Deste modo, ao liquidar o imposto com base em uma norma –esse art. 217º da Lei 42/2016- sem dúvida incompatível com o Direito Comunitário, com a consequente ilegalidade, - a Administração Tributária limitou-se a aplicar o  direito em vigor, com a consequente exclusão de erro imputável aos serviços, na aceção da citada  jurisprudência superior, não podendo ter agido de modo diverso.

 

O nº 3 do art. 43º estenderia o direito a juros indemnizatórios sempre  que, apesar de a liquidação ser efetuada com base na declaração do contribuinte, este ter seguido, no seu preenchimento, as orientações genéricas da administração tributária, devidamente publicadas, A causa da ilegalidade da liquidação continua nesse caso a ser imputável aos serviços: não a um funcionário concreto, mas ao órgão da administração tributária do qual emanaram esses instruções, pelo que se lhe aplica integralmente  o entendimento anteriormente desenvolvido.

 

Ampliando o direito a juros indemnizatórios a outros fundamentos que não incluem o erro imputável aos serviços na liquidação, o nº 3 estabeleceria serem também devidos juros indemnizatórios nas seguintes circunstâncias:

 a) Quando não seja cumprido o prazo legal de restituição oficiosa dos tributos;

b) Em caso de anulação do ato tributário por iniciativa da administração tributária, a partir do 30.º dia posterior à decisão, sem que tenha sido processada a nota de crédito;

c) Quando a revisão do ato tributário por iniciativa do contribuinte se efetuar mais de um ano após o pedido deste, salvo se o atraso não for imputável à administração tributária.
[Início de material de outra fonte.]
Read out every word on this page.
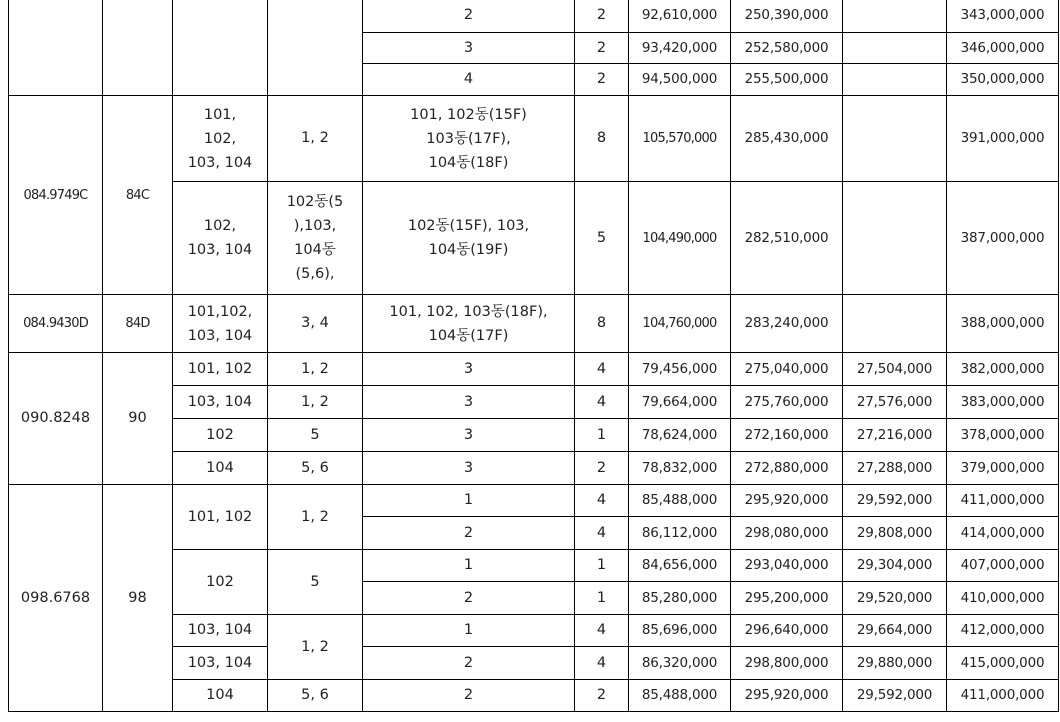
				2	2	92,610,000	250,390,000		343,000,000
				3	2	93,420,000	252,580,000		346,000,000
				4	2	94,500,000	255,500,000		350,000,000
084.9749C	84C	101,
102,
103, 104	1, 2	101, 102동(15F)
103동(17F),
104동(18F)	8	105,570,000	285,430,000		391,000,000
		102,
103, 104	102동(5
),103,
104동
(5,6),	102동(15F), 103,
104동(19F)	5	104,490,000	282,510,000		387,000,000
084.9430D	84D	101,102,
103, 104	3, 4	101, 102, 103동(18F),
104동(17F)	8	104,760,000	283,240,000		388,000,000
090.8248	90	101, 102	1, 2	3	4	79,456,000	275,040,000	27,504,000	382,000,000
		103, 104	1, 2	3	4	79,664,000	275,760,000	27,576,000	383,000,000
		102	5	3	1	78,624,000	272,160,000	27,216,000	378,000,000
		104	5, 6	3	2	78,832,000	272,880,000	27,288,000	379,000,000
098.6768	98	101, 102	1, 2	1	4	85,488,000	295,920,000	29,592,000	411,000,000
				2	4	86,112,000	298,080,000	29,808,000	414,000,000
		102	5	1	1	84,656,000	293,040,000	29,304,000	407,000,000
				2	1	85,280,000	295,200,000	29,520,000	410,000,000
		103, 104	1, 2	1	4	85,696,000	296,640,000	29,664,000	412,000,000
		103, 104		2	4	86,320,000	298,800,000	29,880,000	415,000,000
		104	5, 6	2	2	85,488,000	295,920,000	29,592,000	411,000,000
d)Em caso de decisão judicial transitada em julgado que declare ou julgue a inconstitucionalidade ou ilegalidade da norma legislativa ou regulamentar em que se fundou a liquidação da prestação tributária e que determine a respetiva devolução.

 

Em todos esses casos previstos nesse nº 3, o direito a juros indemnizatórios não tem de ser reconhecido em decisão administrativa ou judicial como exige o nº 1.

 

Nasce automaticamente da verificação de qualquer dos   factos elencados nesse nº 3 e não de qualquer ato prévio, administrativo ou judicial, que declare o direito a tais juros, que não é condição do seu reconhecimento.

 

Em caso de incumprimento do dever de pagamento de juros indemnizatórios não obstante a ocorrência de qualquer das circunstâncias desse nº 3 do art. 43º, pode o visado, conforme os casos, reagir pelos meios previstos nos arts. 146º e 147.º do CPPT, execução dos julgados ou intimação para um procedimento.

 

A pretensão da Requerente não tem qualquer enquadramento na alínea c) do nº 3 do art. 43º da LGT.

Com efeito, tal norma abrange  apenas as decisões judiciais e não as decisões arbitrais, ainda que proferidas por tribunais arbitrais.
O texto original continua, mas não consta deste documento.